The right test at the right time
(Inside Aotea, August 2011)
Karen Wood, Aotea Pathology chief executive
Welcome to our winter edition of Inside Aotea. We have noticed a typical increase in winter bugs and viruses over the past few months and have been working hard to quickly get results back to your doctor.
Understandably, people, when ill, are concerned that they are getting the correct tests. We are often asked ‘How do I know what sort of testing I should be getting?’ and ‘Am I getting the right tests?’.
The answer to the first question is that not only is your doctor well-trained to recognise the type of tests you require, but as pathology testing experts we have strong protocols in place to help them choose the most appropriate tests.
As a publicly funded health organisation it is vital that every dollar we spend is value for money -- for our patients’ well-being and for the New Zealand taxpayer.
Central to that is correctly understanding what test is required for any given situation, so your doctor gets the information she or he needs to provide you with the correct remedy.
So -- to answer the second question -- we would say the answer is yes!
We communicate regularly with your doctor to keep him or her up to date with new test developments. We also have written protocols on our website so they can check them against your symptoms and make an informed decision about what test you need.

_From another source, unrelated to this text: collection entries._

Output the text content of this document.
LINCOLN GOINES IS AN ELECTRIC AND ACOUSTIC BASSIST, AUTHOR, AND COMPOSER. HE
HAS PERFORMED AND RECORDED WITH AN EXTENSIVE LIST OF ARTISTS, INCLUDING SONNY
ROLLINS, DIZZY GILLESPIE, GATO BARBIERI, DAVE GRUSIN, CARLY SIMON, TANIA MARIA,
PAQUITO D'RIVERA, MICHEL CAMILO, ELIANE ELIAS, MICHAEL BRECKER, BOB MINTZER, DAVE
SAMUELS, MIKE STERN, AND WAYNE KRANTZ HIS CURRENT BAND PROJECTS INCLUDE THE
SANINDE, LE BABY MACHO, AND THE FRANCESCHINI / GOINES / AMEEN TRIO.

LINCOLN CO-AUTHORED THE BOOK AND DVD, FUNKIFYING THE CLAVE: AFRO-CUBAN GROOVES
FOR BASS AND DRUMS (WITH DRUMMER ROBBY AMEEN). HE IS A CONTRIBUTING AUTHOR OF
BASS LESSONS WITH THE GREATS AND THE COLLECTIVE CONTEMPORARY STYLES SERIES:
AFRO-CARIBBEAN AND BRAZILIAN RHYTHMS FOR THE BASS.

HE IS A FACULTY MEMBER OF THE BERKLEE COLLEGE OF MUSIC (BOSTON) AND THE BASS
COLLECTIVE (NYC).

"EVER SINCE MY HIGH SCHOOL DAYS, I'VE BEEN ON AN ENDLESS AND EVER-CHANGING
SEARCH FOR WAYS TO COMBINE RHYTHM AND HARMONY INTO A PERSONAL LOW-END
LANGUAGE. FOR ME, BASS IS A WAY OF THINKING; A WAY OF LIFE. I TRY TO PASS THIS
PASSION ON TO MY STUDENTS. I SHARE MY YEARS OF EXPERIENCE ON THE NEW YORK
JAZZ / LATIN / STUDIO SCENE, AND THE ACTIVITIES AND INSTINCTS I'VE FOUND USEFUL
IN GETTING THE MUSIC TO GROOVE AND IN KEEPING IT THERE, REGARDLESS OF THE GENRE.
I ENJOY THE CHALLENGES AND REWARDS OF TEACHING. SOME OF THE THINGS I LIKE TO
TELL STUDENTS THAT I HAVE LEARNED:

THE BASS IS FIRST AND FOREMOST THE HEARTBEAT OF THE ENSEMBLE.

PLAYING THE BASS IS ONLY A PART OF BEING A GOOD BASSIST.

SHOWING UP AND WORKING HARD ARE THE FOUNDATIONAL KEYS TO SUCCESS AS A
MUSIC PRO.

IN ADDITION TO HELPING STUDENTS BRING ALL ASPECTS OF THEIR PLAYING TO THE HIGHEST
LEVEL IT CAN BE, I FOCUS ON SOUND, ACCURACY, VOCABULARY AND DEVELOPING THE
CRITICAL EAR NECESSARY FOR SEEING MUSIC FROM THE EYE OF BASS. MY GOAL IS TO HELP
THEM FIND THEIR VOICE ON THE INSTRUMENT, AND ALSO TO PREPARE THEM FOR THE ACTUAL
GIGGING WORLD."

Our pathologists are freely available so doctors can contact them if they have any queries. In a nutshell, we do everything we can to get it right first time. Your health is too valuable to do otherwise. Public funding, too, is too valuable to waste.
A common test request during the winter is for Vitamin D deficiency.
At this latitude we do not get enough Vitamin D from the sun. The test, though, is expensive and so our protocol says testing is not needed for most people, and there is no harm getting patients straight on to a standard dosage of Vitamin D.
It’s just one example of measures we put in place to more effectively manage your health and the health dollar.
Keep warm over the rest of winter, and we’ll look forward to sharing more news and information with you in the middle of spring.